Cookies are small text files issued by websites to web browser software to keep visitors logged in once they have entered their password.
“We’d like your smartphone or smartcard-embedded finger ring to authorize a new computer via a tap on the computer, even in situations in which your phone might be without cellular connectivity,” the Googlers wrote.
Grosse and Upadhyay said they are currently experimenting with YubiKey, a tiny USB stick that implements highly secure “one time pad” cryptography to log in to Google services, as a replacement for passwords. In the future, they want similar authentication technology to work wirelessly and across all of a person’s online accounts.

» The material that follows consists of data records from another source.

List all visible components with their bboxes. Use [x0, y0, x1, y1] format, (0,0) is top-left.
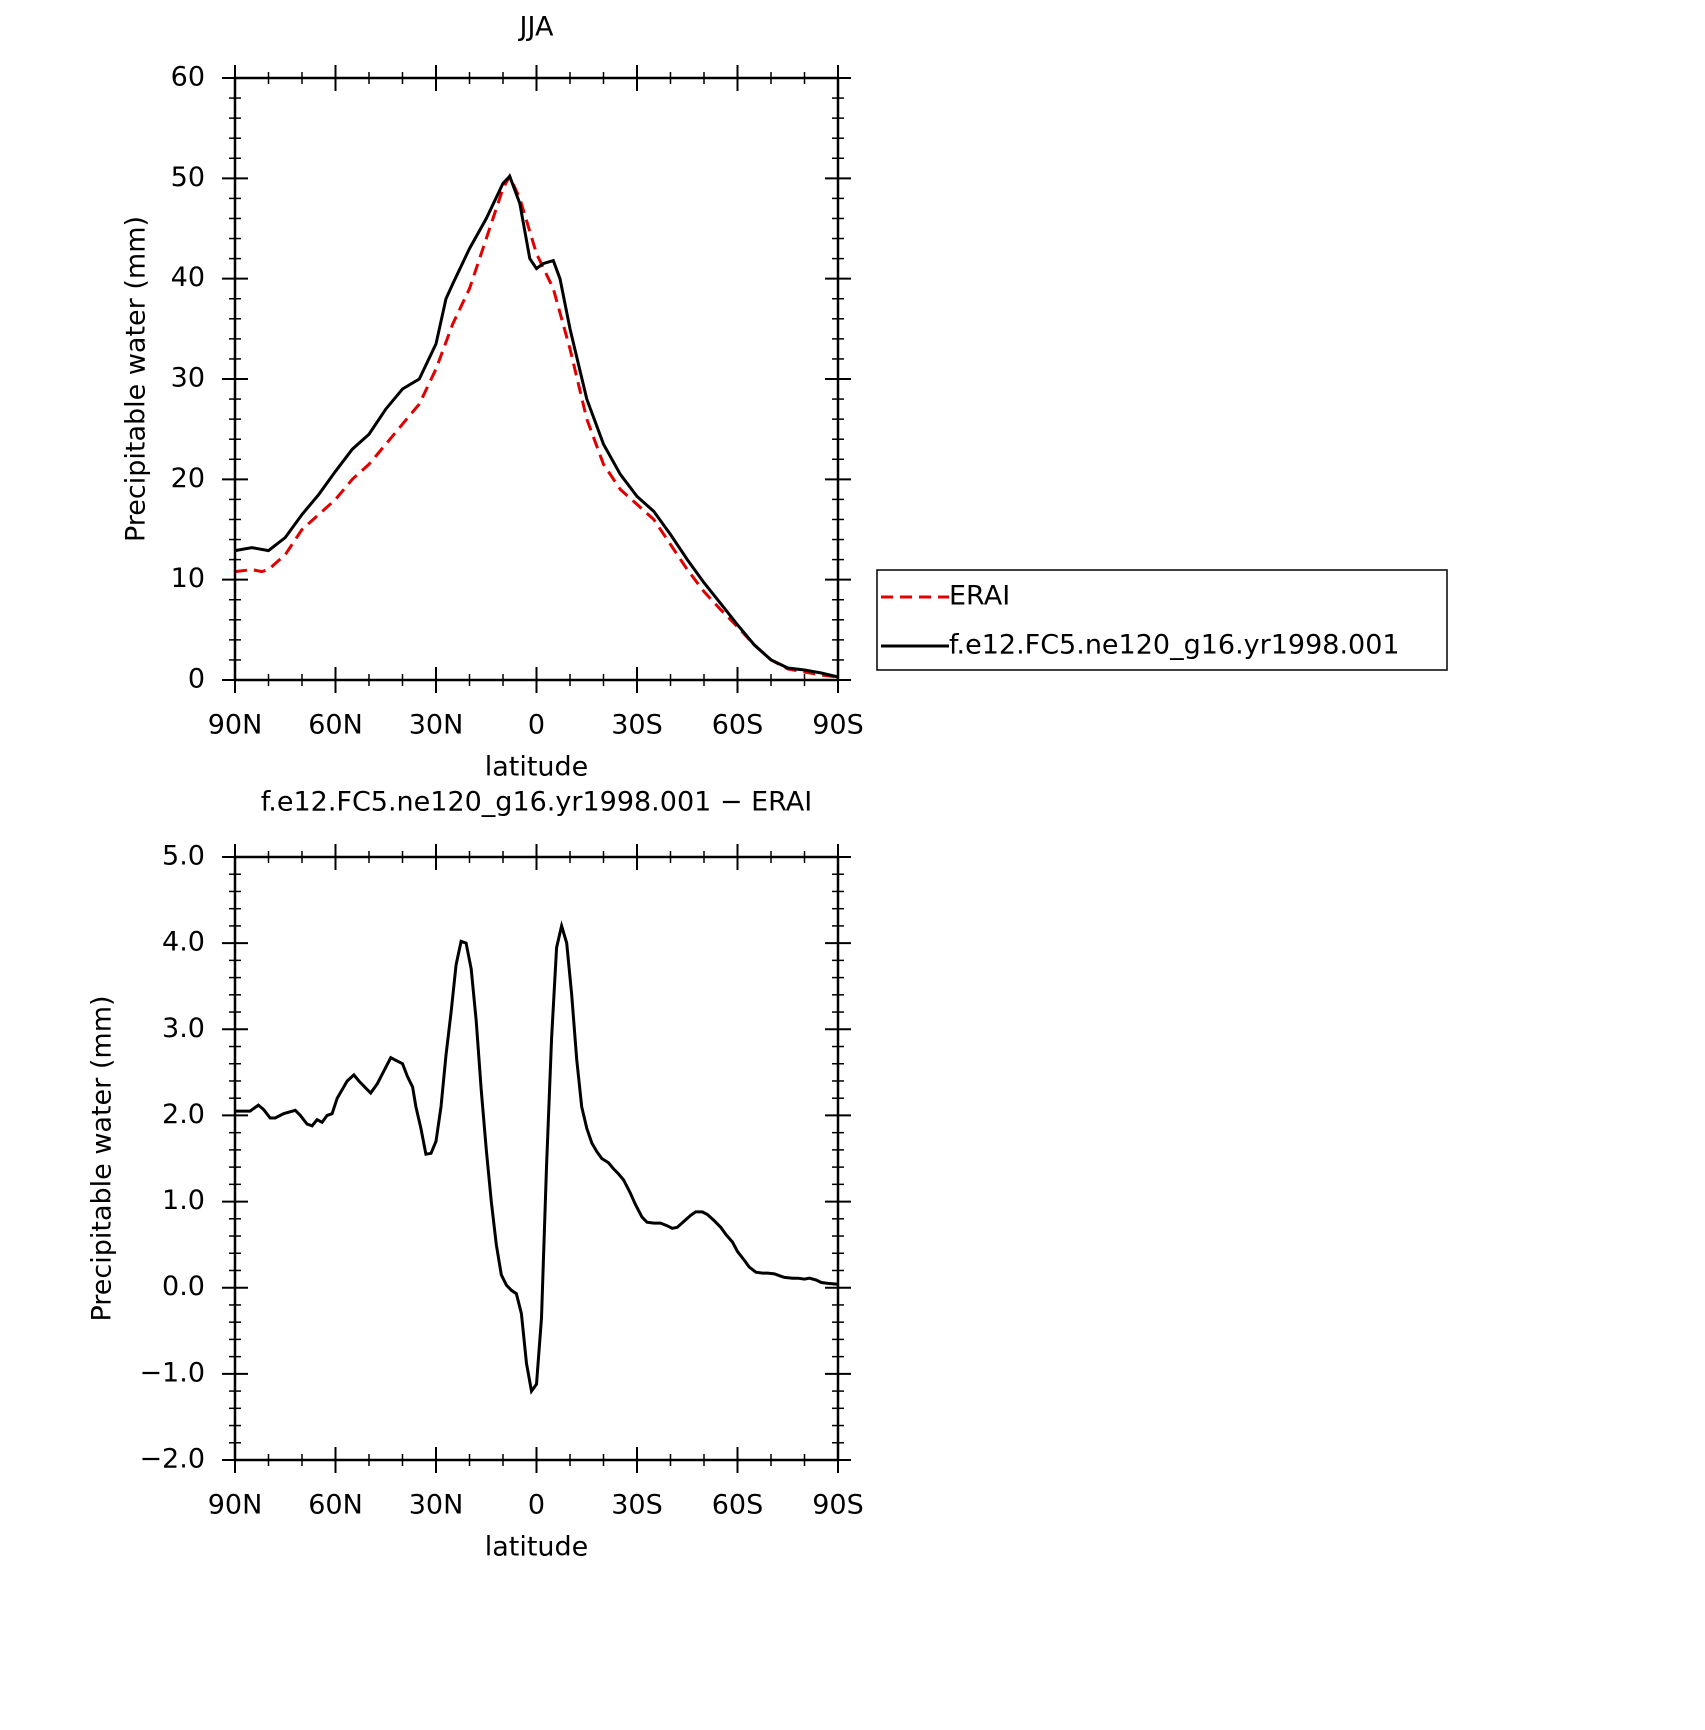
plot-frame	[233, 76, 840, 682]
data-line	[234, 173, 839, 679]
legend-label: f.e12.FC5.ne120_g16.yr1998.001	[949, 630, 1400, 661]
y-tick-label: 30	[171, 363, 205, 394]
y-tick-label: 50	[171, 162, 205, 193]
x-tick-label: 60S	[712, 1490, 764, 1521]
legend-box	[876, 569, 1448, 671]
y-tick-label: 60	[171, 62, 205, 93]
y-tick-label: 0	[188, 664, 205, 695]
x-tick-label: 30S	[611, 710, 663, 741]
data-line	[234, 172, 839, 679]
y-tick-label: 10	[171, 563, 205, 594]
chart-title: JJA	[518, 12, 554, 43]
data-line	[235, 920, 839, 1395]
x-tick-label: 0	[528, 710, 545, 741]
y-axis-label: Precipitable water (mm)	[121, 216, 152, 542]
x-tick-label: 90S	[812, 710, 864, 741]
x-tick-label: 90S	[812, 1490, 864, 1521]
x-tick-label: 60N	[308, 1490, 363, 1521]
x-tick-label: 30N	[409, 710, 464, 741]
legend-label: ERAI	[949, 581, 1010, 612]
x-axis-label: latitude	[485, 1532, 589, 1563]
y-tick-label: 40	[171, 262, 205, 293]
x-tick-label: 30N	[409, 1490, 464, 1521]
y-tick-label: 3.0	[162, 1013, 205, 1044]
y-tick-label: 5.0	[162, 841, 205, 872]
y-tick-label: 20	[171, 463, 205, 494]
y-tick-label: −1.0	[139, 1357, 205, 1388]
plot-frame	[233, 855, 840, 1462]
y-tick-label: 4.0	[162, 927, 205, 958]
y-tick-label: 0.0	[162, 1271, 205, 1302]
x-tick-label: 60S	[712, 710, 764, 741]
y-tick-label: 2.0	[162, 1099, 205, 1130]
x-tick-label: 0	[528, 1490, 545, 1521]
y-tick-label: −2.0	[139, 1444, 205, 1475]
x-axis-label: latitude	[485, 752, 589, 783]
y-tick-label: 1.0	[162, 1185, 205, 1216]
chart-title: f.e12.FC5.ne120_g16.yr1998.001 − ERAI	[261, 787, 813, 818]
x-tick-label: 30S	[611, 1490, 663, 1521]
x-tick-label: 60N	[308, 710, 363, 741]
x-tick-label: 90N	[208, 1490, 263, 1521]
x-tick-label: 90N	[208, 710, 263, 741]
y-axis-label: Precipitable water (mm)	[87, 995, 118, 1321]
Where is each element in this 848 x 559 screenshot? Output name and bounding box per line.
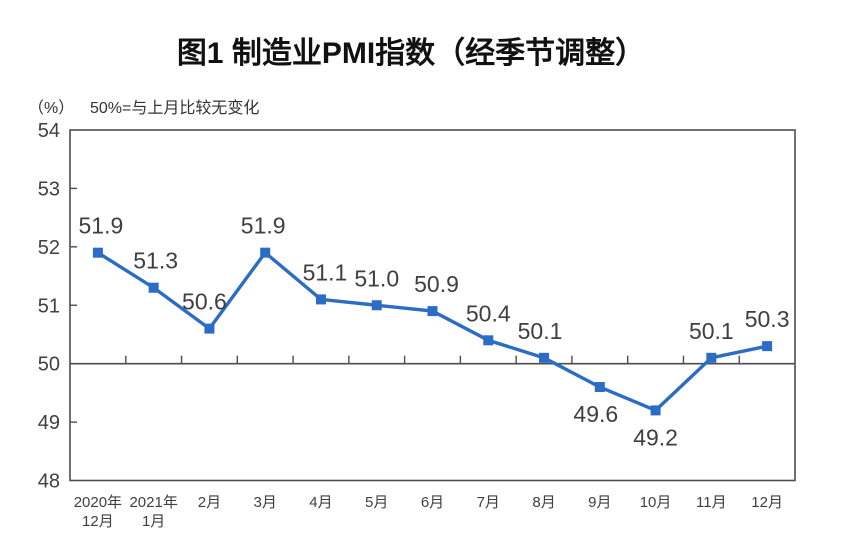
x-axis-label: 1月 xyxy=(142,513,165,530)
data-point-label: 51.9 xyxy=(241,213,286,239)
x-axis-label: 12月 xyxy=(82,513,114,530)
data-point-marker xyxy=(148,282,159,293)
data-point-label: 51.3 xyxy=(133,248,178,274)
data-point-marker xyxy=(315,294,326,305)
y-axis-label: 54 xyxy=(38,120,60,142)
data-point-marker xyxy=(650,405,661,416)
chart-title: 图1 制造业PMI指数（经季节调整） xyxy=(176,37,646,70)
data-point-marker xyxy=(706,352,717,363)
x-axis-label: 9月 xyxy=(588,494,611,511)
data-point-label: 50.1 xyxy=(518,318,563,344)
x-axis-label: 4月 xyxy=(309,494,332,511)
x-axis-label: 8月 xyxy=(532,494,555,511)
x-axis-label: 12月 xyxy=(751,494,783,511)
data-point-label: 50.1 xyxy=(689,318,734,344)
y-axis-label: 48 xyxy=(38,471,60,493)
x-axis-label: 2020年 xyxy=(74,494,122,511)
y-axis-label: 50 xyxy=(38,354,60,376)
x-axis-label: 3月 xyxy=(254,494,277,511)
data-point-marker xyxy=(539,352,550,363)
data-point-label: 50.9 xyxy=(414,271,459,297)
data-point-label: 49.6 xyxy=(573,401,618,427)
y-axis-label: 53 xyxy=(38,178,60,200)
data-point-marker xyxy=(260,247,271,258)
x-axis-label: 6月 xyxy=(421,494,444,511)
data-point-marker xyxy=(594,382,605,393)
data-point-marker xyxy=(427,306,438,317)
x-axis-label: 7月 xyxy=(477,494,500,511)
data-point-marker xyxy=(762,341,773,352)
y-axis-unit-label: （%） xyxy=(28,100,75,117)
data-point-label: 51.9 xyxy=(79,213,124,239)
data-point-marker xyxy=(371,300,382,311)
data-point-marker xyxy=(92,247,103,258)
reference-line-note: 50%=与上月比较无变化 xyxy=(90,100,260,117)
y-axis-label: 49 xyxy=(38,412,60,434)
data-point-label: 50.4 xyxy=(466,300,511,326)
data-point-label: 50.6 xyxy=(182,289,227,315)
y-axis-label: 52 xyxy=(38,237,60,259)
x-axis-label: 11月 xyxy=(696,494,727,511)
data-point-label: 49.2 xyxy=(633,424,678,450)
y-axis-label: 51 xyxy=(38,295,60,317)
x-axis-label: 2月 xyxy=(198,494,221,511)
data-point-marker xyxy=(204,323,215,334)
x-axis-label: 10月 xyxy=(640,494,672,511)
data-point-label: 51.0 xyxy=(354,265,399,291)
data-point-label: 51.1 xyxy=(303,259,348,285)
data-point-marker xyxy=(483,335,494,346)
x-axis-label: 2021年 xyxy=(129,494,177,511)
x-axis-label: 5月 xyxy=(365,494,388,511)
data-point-label: 50.3 xyxy=(745,306,790,332)
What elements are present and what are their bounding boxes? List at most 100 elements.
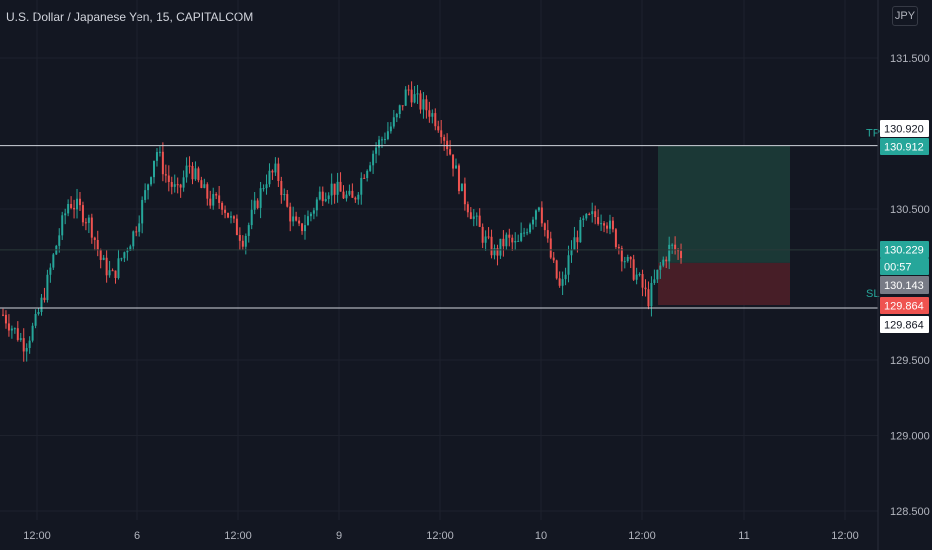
candle-body	[496, 248, 499, 256]
candle-body	[46, 274, 49, 301]
tp-line-tag: 130.920	[884, 124, 924, 136]
candle-body	[173, 184, 176, 187]
candle-body	[212, 194, 215, 206]
candle-body	[523, 232, 526, 234]
loss-zone	[658, 262, 790, 306]
candle-body	[235, 218, 238, 235]
candle-body	[179, 184, 182, 188]
candle-body	[537, 207, 540, 211]
candle-body	[366, 170, 369, 178]
candle-body	[229, 216, 232, 218]
candle-body	[526, 232, 529, 234]
candle-body	[614, 229, 617, 248]
candle-body	[354, 197, 357, 200]
candle-body	[446, 140, 449, 150]
candle-body	[73, 207, 76, 210]
candle-body	[487, 236, 490, 238]
candle-body	[606, 225, 609, 229]
candle-body	[383, 139, 386, 141]
candle-body	[499, 238, 502, 256]
candle-body	[182, 177, 185, 188]
candle-body	[277, 163, 280, 181]
candle-body	[81, 205, 84, 223]
candle-body	[617, 247, 620, 249]
candle-body	[280, 180, 283, 196]
currency-button[interactable]: JPY	[892, 6, 918, 26]
candle-body	[13, 328, 16, 330]
candle-body	[360, 177, 363, 195]
candle-body	[194, 168, 197, 180]
candle-body	[386, 131, 389, 140]
candle-body	[632, 259, 635, 280]
y-tick-label: 130.500	[890, 204, 930, 216]
candle-body	[176, 184, 179, 186]
candle-body	[398, 105, 401, 115]
x-tick-label: 12:00	[426, 530, 454, 542]
candle-body	[153, 160, 156, 178]
candle-body	[472, 216, 475, 219]
candle-body	[135, 231, 138, 233]
candle-body	[540, 207, 543, 224]
candle-body	[114, 270, 117, 278]
candle-body	[443, 137, 446, 141]
candle-body	[674, 244, 677, 251]
candle-body	[298, 220, 301, 224]
candle-body	[295, 216, 298, 221]
sl-line-tag-bg	[880, 316, 929, 333]
candle-body	[271, 170, 274, 173]
candle-body	[209, 198, 212, 206]
candle-body	[561, 279, 564, 286]
candle-body	[262, 188, 265, 190]
candle-body	[511, 237, 514, 243]
candle-body	[573, 237, 576, 250]
candle-body	[304, 225, 307, 232]
x-tick-label: 12:00	[23, 530, 51, 542]
tp-line-tag-bg	[880, 120, 929, 137]
candle-body	[58, 235, 61, 246]
candle-body	[434, 113, 437, 127]
candle-body	[677, 250, 680, 252]
candle-body	[327, 195, 330, 200]
candle-body	[363, 177, 366, 179]
candle-body	[28, 340, 31, 349]
candle-body	[16, 328, 19, 340]
candle-body	[576, 237, 579, 243]
candle-body	[87, 217, 90, 223]
candle-body	[395, 114, 398, 118]
candle-body	[517, 240, 520, 242]
candle-body	[650, 282, 653, 307]
candle-body	[129, 246, 132, 251]
sl-line-tag: 129.864	[884, 320, 924, 332]
candle-body	[594, 211, 597, 218]
sl-label: SL	[866, 288, 879, 300]
candle-body	[457, 165, 460, 192]
candle-body	[351, 190, 354, 198]
candle-body	[111, 270, 114, 272]
candle-body	[301, 223, 304, 232]
candle-body	[546, 230, 549, 239]
candle-body	[416, 93, 419, 95]
candle-body	[345, 194, 348, 199]
candle-body	[259, 188, 262, 208]
candle-body	[170, 181, 173, 187]
candle-body	[475, 215, 478, 217]
candle-body	[463, 183, 466, 205]
candle-body	[585, 213, 588, 219]
candle-body	[22, 338, 25, 352]
candle-body	[582, 218, 585, 220]
candle-body	[253, 200, 256, 210]
candle-body	[120, 258, 123, 260]
candle-body	[102, 257, 105, 260]
candle-body	[389, 126, 392, 132]
candle-body	[292, 216, 295, 222]
x-tick-label: 9	[336, 530, 342, 542]
candle-body	[64, 213, 67, 216]
candle-body	[150, 177, 153, 185]
candle-body	[626, 256, 629, 262]
candle-body	[529, 224, 532, 233]
candle-body	[410, 89, 413, 103]
candle-body	[413, 94, 416, 103]
candle-body	[238, 234, 241, 241]
position-zones	[658, 145, 790, 306]
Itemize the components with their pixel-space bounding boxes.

“We’ll have to have some form of screen unlock, maybe passwords but maybe something else,” Grosse said, Wired reports. “But the primary authenticator will be a token like this or some equivalent piece of hardware.”
Security experts have pointed to the problems with passwords for years, and suggested alternatives, but none have been widely adopted because they would require web services to adopt standards.
Grosse and Upadhyay’s paper is attracting attention because coming from the world’s biggest web company, it may stand a better chance of success.
“Others have tried similar approaches but achieved little success in the consumer world,” Grosse and Upadhyay wrote.
“Although we recognize that our initiative will likewise remain speculative until we’ve proven large scale acceptance, we’re eager to test it with other websites.”
Given the rivalries online and the low cost and ubiquity of passwords, progress remains a tall order, however. Bill Gates predicted the death of passwords at a security conference in 2004.